Raumforschung im Futur II

■ Abgesänge auf ein Renommierprojekt: Bettina Allamoda und ihre »Archäologie der Gegenwart«

Was vor zwanzig Jahren als Riesenschritt in der Entwicklung der gesamten Menschheit gefeiert wurde, besitzt heute nurmehr den Stellenwert einer Marginalie des Kalten Krieges. Archäologie der Gegenwart nennt die Berliner Künstlerin Bettina Allamoda ihre Ausstellung, die in Zusammenarbeit mit dem Informations- und Kulturzentrum der russischen Föderation entstand.

Das ehemalige Haus der sowjetischen Wissenschaft und Kultur als Satellit untergehender Weltmachtutopien eignet sich besonders, die Vermischung von Wissenschaft und Fiktion in der Geschichtsschreibung zu verdeutlichen. Im Grenzbereich zwischen Kunst und politischer Stellungnahme beschäftigt sich Allamoda schon seit längerem mit der Art und Weise, wie gelebte Gegenwart im Museum repräsentiert und damit der Historie übergeben wird.
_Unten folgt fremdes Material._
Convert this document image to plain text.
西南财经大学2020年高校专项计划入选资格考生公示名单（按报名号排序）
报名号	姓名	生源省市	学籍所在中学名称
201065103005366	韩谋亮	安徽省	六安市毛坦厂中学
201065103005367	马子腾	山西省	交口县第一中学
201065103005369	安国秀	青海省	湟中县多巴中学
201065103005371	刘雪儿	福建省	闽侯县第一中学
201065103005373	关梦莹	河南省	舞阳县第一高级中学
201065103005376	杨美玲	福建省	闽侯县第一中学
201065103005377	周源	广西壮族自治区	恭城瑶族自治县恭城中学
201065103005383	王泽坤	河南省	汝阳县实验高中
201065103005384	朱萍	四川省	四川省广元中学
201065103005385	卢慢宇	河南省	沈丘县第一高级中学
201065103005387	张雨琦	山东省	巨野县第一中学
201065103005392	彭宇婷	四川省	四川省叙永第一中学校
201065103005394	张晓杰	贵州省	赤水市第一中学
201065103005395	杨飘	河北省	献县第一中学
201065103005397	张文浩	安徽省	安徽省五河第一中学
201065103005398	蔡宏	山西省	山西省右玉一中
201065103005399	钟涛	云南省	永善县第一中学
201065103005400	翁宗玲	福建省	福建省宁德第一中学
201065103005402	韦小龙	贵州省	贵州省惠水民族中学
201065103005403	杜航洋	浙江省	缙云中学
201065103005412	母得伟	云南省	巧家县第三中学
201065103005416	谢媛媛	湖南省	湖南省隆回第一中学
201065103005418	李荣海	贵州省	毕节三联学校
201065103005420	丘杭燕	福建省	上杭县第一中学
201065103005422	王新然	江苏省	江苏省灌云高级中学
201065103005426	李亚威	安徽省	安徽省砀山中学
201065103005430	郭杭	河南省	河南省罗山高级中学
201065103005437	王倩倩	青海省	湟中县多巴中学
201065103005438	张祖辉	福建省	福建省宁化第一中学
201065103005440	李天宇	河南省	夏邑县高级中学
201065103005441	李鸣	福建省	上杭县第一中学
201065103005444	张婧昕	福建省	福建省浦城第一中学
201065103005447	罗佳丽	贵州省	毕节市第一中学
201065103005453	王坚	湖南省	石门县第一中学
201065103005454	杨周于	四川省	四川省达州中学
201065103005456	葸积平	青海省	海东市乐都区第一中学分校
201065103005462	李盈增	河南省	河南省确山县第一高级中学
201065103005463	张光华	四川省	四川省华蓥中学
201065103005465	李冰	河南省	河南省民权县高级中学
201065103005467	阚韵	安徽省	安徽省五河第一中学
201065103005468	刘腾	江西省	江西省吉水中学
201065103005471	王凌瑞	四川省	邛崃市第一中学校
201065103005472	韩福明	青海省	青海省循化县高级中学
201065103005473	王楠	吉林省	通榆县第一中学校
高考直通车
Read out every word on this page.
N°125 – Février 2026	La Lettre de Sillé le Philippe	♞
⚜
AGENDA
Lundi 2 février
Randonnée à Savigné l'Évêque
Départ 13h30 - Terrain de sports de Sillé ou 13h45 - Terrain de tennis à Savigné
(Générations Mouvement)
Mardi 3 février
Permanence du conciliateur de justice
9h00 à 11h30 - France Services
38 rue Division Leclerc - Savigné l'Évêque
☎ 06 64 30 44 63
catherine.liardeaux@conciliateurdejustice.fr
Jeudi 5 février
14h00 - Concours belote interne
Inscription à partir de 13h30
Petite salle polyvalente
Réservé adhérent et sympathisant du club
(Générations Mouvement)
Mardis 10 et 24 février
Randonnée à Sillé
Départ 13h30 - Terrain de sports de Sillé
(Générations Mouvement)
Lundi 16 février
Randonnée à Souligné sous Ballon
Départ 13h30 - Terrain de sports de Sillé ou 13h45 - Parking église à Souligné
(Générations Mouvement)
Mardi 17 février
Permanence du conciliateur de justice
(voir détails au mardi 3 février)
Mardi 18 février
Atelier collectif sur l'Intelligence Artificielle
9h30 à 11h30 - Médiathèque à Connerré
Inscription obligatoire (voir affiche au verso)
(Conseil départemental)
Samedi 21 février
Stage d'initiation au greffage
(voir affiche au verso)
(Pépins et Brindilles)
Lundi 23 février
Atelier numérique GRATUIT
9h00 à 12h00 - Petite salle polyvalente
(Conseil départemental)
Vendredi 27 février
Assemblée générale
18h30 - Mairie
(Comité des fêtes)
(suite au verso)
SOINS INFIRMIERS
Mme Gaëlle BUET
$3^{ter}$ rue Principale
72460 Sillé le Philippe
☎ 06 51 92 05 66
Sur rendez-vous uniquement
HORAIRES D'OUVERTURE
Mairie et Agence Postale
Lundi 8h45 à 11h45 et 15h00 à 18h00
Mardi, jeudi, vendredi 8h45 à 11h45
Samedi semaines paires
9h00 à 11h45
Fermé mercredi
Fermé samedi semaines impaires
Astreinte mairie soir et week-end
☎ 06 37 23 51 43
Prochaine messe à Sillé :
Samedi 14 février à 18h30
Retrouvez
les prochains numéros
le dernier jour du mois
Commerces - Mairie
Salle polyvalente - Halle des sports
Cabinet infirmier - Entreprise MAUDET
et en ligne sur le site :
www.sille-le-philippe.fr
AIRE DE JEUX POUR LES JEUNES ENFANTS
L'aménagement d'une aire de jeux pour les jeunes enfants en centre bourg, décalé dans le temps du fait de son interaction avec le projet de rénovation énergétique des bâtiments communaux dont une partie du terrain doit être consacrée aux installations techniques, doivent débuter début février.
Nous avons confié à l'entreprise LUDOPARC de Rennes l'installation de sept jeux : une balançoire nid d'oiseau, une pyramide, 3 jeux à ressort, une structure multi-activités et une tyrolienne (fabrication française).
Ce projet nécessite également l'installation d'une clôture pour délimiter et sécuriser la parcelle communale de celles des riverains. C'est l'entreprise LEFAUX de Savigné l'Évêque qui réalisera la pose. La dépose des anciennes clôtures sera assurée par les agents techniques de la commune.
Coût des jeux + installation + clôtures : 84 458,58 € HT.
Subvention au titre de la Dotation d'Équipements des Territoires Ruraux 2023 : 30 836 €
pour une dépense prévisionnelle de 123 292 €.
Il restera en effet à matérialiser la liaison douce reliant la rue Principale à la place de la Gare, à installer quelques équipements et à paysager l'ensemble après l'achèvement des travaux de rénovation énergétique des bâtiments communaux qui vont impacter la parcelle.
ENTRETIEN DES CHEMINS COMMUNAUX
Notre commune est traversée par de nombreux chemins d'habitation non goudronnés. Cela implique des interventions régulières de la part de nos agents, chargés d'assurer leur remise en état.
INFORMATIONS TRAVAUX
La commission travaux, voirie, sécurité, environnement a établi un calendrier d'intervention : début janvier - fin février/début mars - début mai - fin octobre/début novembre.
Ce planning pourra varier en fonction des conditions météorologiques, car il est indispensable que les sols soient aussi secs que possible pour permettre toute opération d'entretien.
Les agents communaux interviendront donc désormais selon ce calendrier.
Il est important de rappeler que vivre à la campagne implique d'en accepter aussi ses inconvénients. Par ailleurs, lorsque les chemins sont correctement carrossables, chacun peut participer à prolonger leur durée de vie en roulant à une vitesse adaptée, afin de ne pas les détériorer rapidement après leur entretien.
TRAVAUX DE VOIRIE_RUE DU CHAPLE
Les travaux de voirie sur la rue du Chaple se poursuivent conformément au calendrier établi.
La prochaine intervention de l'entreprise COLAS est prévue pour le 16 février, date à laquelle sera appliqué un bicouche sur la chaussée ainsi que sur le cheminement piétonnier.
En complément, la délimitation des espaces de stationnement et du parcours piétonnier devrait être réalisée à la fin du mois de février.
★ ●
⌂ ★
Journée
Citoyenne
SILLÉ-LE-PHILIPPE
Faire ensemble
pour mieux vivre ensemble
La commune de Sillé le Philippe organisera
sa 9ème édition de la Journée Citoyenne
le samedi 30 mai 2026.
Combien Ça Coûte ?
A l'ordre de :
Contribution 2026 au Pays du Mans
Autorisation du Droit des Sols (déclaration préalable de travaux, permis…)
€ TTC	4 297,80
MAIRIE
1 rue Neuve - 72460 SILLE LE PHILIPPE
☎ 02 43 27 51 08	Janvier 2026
Die Szenerie könnte nicht symbolträchtiger sein. Während eine internationale Baufirma mit maschinengetriebenen Hämmern die noch unter Honecker zur Hebung des allgemeinen Prestiges geplanten Friedrichstadtpassagen auseinandernimmt, zeigt Allamoda auf der anderen Straßenseite — angeregt durch die Ausstellung eines sowjetischen Malers über Begegnungen zwischen Menschen und Ufos — ihre Version des Abgesanges auf ein noch wesentlich ausufernderes Renommierprojekt: die Weltraumfahrt.

Wer den großen, L-förmigen Raum betritt, glaubt sich auf den ersten Blick eher in einem Naturkundemuseum als in einer Kunstausstellung. An den Wänden hängen Leuchtkästen mit Bildern aus dem Weltraum, daneben stehen dreidimensionale Modellandschaften, über Video läuft ein Dokumentarfilm, und auch museumsübliche Vitrinen fehlen nicht. Erst allmählich erkennt man, daß die scheinbar eingehaltene wissenschaftliche Disziplin permanent aufgebrochen wird. So zum Beispiel befinden sich mitten im Raum zwei rätselhafte, unförmige, von Alufolie überzogene Körper, deren Bedeutung auch bei längeren Nachforschungen unerklärbar bleibt. Über die Illustrationen aus dem Kosmos läßt sich immerhin herausfinden, daß sie integraler Bestandteil russischer Weltraumexpeditionen waren. Der Anschaulichkeit halber sollten eigens im künstlerischen Zeichnen ausgebildete Kosmonauten ihre Manöver und Erfahrungen der Nachwelt per Buntstift überliefern. Merkwürdigerweise jedoch sind auf diese Zeichnungen kaum wahrnehmbare Umrisse amerikanischer Trägerraketen gelegt.

Und auch mit den Landschaften stimmt etwas ganz offensichtlich nicht. Die auf das Plastik projizierten Satellitenaufnahmen mögen noch einleuchten, die Reliefs aber sehen derartig wulstig deformiert aus, daß sie als Darstellung realistischer Topographien kaum in Frage kommen. Die Prefuturehistoric Slabs, Alien Excavation und Toycult Cases sind nichts anderes als eine ironisch-hintersinnige Schau auf Ziele und Möglichkeiten der Weltraumforschung. Sie entlarven das hinter der Empirie verborgene Wunschdenken, das der Menschheit bislang Milliarden verpulverter Dollars, freie Telefonleitungen nach Übersee und sechsundzwanzig Fernsehprogramme beschert hat, durch ihre schleichende Absurdität. Aber Allamoda präsentiert uns nicht nur die Verballhornung einer Geschichtsausstellung im Futur, sondern liefert auch einen kritischen Kommentar zu der Macht der Museen im Hier und Jetzt.

Entgegen der weitverbreiteten Ansicht, Geschichte werde auf der Straße gemacht, prägen die Ausstellungen und Bücher einzelner Historiker das Bild der verschiedenen Epochen. Stellt sich also die Frage, warum nicht das eigene Museum mit in die Waagschale werfen? Allamoda gibt uns eine Antowrt: Kunst hat schon immer Geschichte gemacht. Ulrich Clewing

Informations- und Kulturzentrum der russischen Föderation, Friedrichstraße 176-179, Mo. 14-18 Uhr, Di.-Do. 10-19 Uhr, Fr. 10-18 Uhr, Sa. 10-14 Uhr, noch bis 10.5.